We can then start by extending the code matrix so that it handles an easy case in such a way that it does nothing wrong. In [3] you may find two programming problems solved in this way, by easy steps starting from nothing.

In summary, we propose matrix code as a formalism for imperative code that supports parallel development of proof and code and combines the operational and declarative aspects in a mathematically satisfactory way. From a mathematical point of view a code matrix is a matrix of binary relations. As binary relations have the algebraic structure of a semiring, AFMs can be seen as matrices representing transformations in a vector space over semirings. These are known as *semimodules*. There are so many examples of semirings and semimodules in various parts of mathematics that these structures are of mathematical interest in their own right [4].

#### Acknowledgment

Thanks to Paul McJones for suggestions that helped improve this essay.

#### References

[0] “The Art of the Interpreter” by G.L. Steele and G.J. Sussman. MIT AI memo 453, 1978.

[1] “Assigning meanings to programs” by Robert W. Floyd. In J.T. Schwartz, editor, *Proc. Symp. Appl. Math.*, pages 19-32. American Mathematical Society, 1967.

[2] “The early development of programming languages” by D.E. Knuth and L.T. Pardo in * A History of Computing in the Twentieth Century; *Nicholas Metropolis, Jack Howlett, and Gian-Carlo Rota, editors, Academic Press, 1980.

[3] “Matrix Code: a Language for Parallel Development of Code and Proof” by M.H. van Emden. http://arxiv.org/pdf/1109.5416.pdf

[4] *Semirings and their Applications *by Jonathan Golan. Springer, 1999.

[6] “Computer-Drawn Flowcharts” by Donald E. Knuth. *Communications of the ACM*, vol. 6(1963), nr. 9, pages 555-563.

[7] “The Contour Model of Block-Structured Processes” by John B. Johnston. *ACM SIGPLAN Notices*, vol. 6 (1971), issue 2, pages 55-82.
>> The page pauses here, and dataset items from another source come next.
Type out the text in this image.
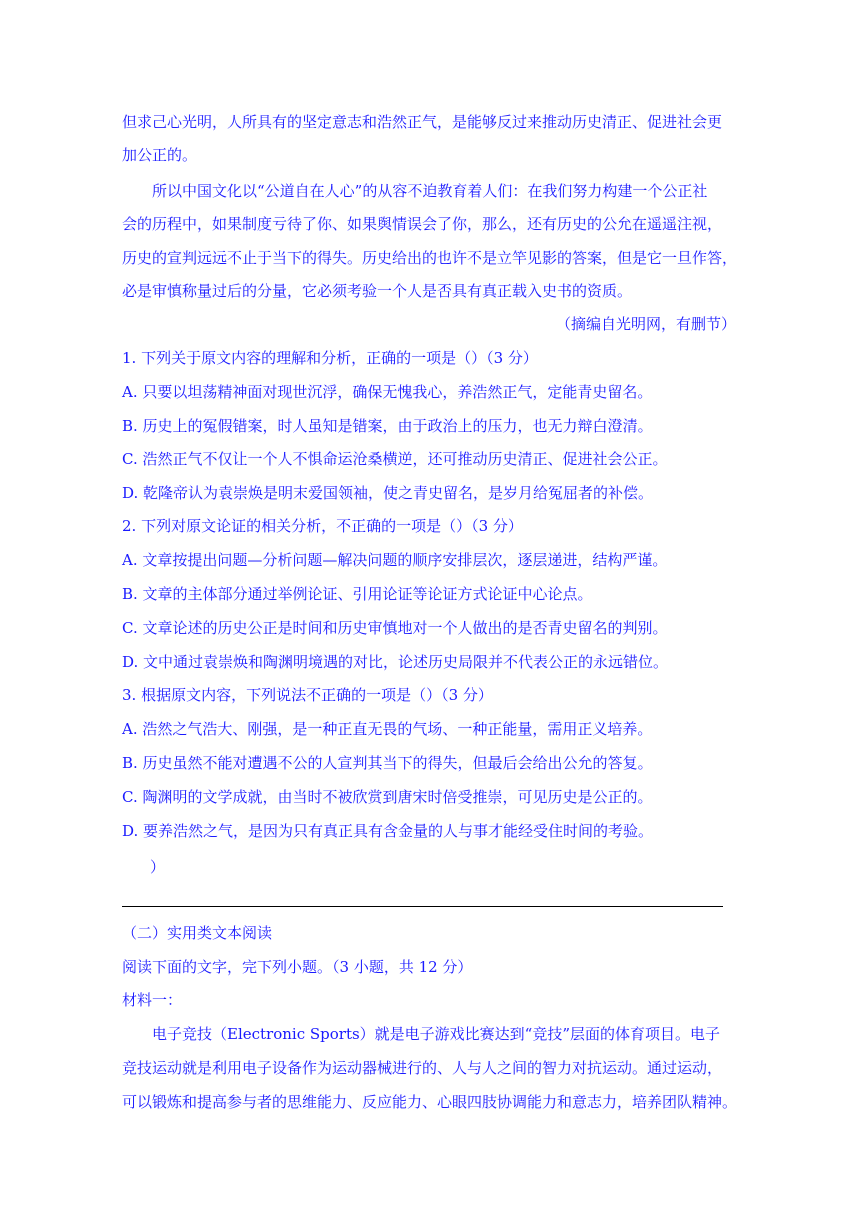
但求己心光明，人所具有的坚定意志和浩然正气，是能够反过来推动历史清正、促进社会更
加公正的。
所以中国文化以“公道自在人心”的从容不迫教育着人们：在我们努力构建一个公正社
会的历程中，如果制度亏待了你、如果舆情误会了你，那么，还有历史的公允在遥遥注视，
历史的宣判远远不止于当下的得失。历史给出的也许不是立竿见影的答案，但是它一旦作答，
必是审慎称量过后的分量，它必须考验一个人是否具有真正载入史书的资质。
（摘编自光明网，有删节）
1. 下列关于原文内容的理解和分析，正确的一项是（）（3 分）
A. 只要以坦荡精神面对现世沉浮，确保无愧我心，养浩然正气，定能青史留名。
B. 历史上的冤假错案，时人虽知是错案，由于政治上的压力，也无力辩白澄清。
C. 浩然正气不仅让一个人不惧命运沧桑横逆，还可推动历史清正、促进社会公正。
D. 乾隆帝认为袁崇焕是明末爱国领袖，使之青史留名，是岁月给冤屈者的补偿。
2. 下列对原文论证的相关分析，不正确的一项是（）（3 分）
A. 文章按提出问题—分析问题—解决问题的顺序安排层次，逐层递进，结构严谨。
B. 文章的主体部分通过举例论证、引用论证等论证方式论证中心论点。
C. 文章论述的历史公正是时间和历史审慎地对一个人做出的是否青史留名的判别。
D. 文中通过袁崇焕和陶渊明境遇的对比，论述历史局限并不代表公正的永远错位。
3. 根据原文内容，下列说法不正确的一项是（）（3 分）
A. 浩然之气浩大、刚强，是一种正直无畏的气场、一种正能量，需用正义培养。
B. 历史虽然不能对遭遇不公的人宣判其当下的得失，但最后会给出公允的答复。
C. 陶渊明的文学成就，由当时不被欣赏到唐宋时倍受推崇，可见历史是公正的。
D. 要养浩然之气，是因为只有真正具有含金量的人与事才能经受住时间的考验。
）
（二）实用类文本阅读
阅读下面的文字，完下列小题。（3 小题，共 12 分）
材料一：
电子竞技（Electronic Sports）就是电子游戏比赛达到“竞技”层面的体育项目。电子
竞技运动就是利用电子设备作为运动器械进行的、人与人之间的智力对抗运动。通过运动，
可以锻炼和提高参与者的思维能力、反应能力、心眼四肢协调能力和意志力，培养团队精神。
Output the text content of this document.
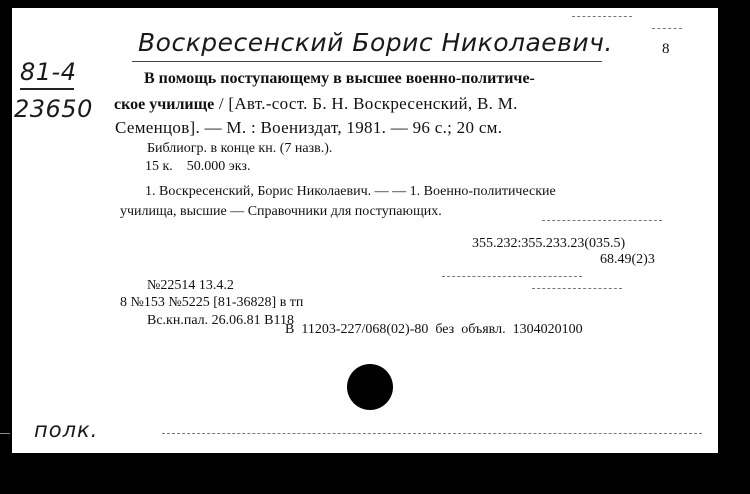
Воскресенский Борис Николаевич.	8
81-4
23650
В помощь поступающему в высшее военно-политиче-
ское училище / [Авт.-сост. Б. Н. Воскресенский, В. М.
Семенцов]. — М. : Воениздат, 1981. — 96 с.; 20 см.
Библиогр. в конце кн. (7 назв.).
15 к.    50.000 экз.
1. Воскресенский, Борис Николаевич. — — 1. Военно-политические
училища, высшие — Справочники для поступающих.
355.232:355.233.23(035.5)
68.49(2)3
№22514 13.4.2
8 №153 №5225 [81-36828] в тп
Вс.кн.пал. 26.06.81 В118
В  11203-227/068(02)-80  без  объявл.  1304020100
полк.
[8] “Flowchart techniques for structured programming” by I. Nassi and B. Schneiderman. *ACM SIGPLAN Notices*, August 1973, pages 12-26.

[9] “Planning and coding of problems for an electronic computing instrument” Part II, volume 1, by H.H. Goldstine and J. von Neumann. Pages 80 – 151, volume V of *John von Neumann: Collected Works* A.H. Taub, editor. Pergamon Press, 1963.

June 25, 2012 at 4:39 pm |

“As far as I know neither Dijkstra nor anybody else has made progress towards parallel development of proof and code in the decades that have passed since”

Refinement calculus? Kaldewaij’s “Programming:The Derivation of Algorithms”? Morgan’s “Programming from Specifications”? Gries’s “The Science of Programming”? Feijen and van Gasteren’s “On a Method of Multiprogramming”? Numerous papers by J.M.Morris? Several “Mathematics of Program Construction” conferences? The work done by Hayes et al in Queensland? Countless EWDs by the Great Man himself?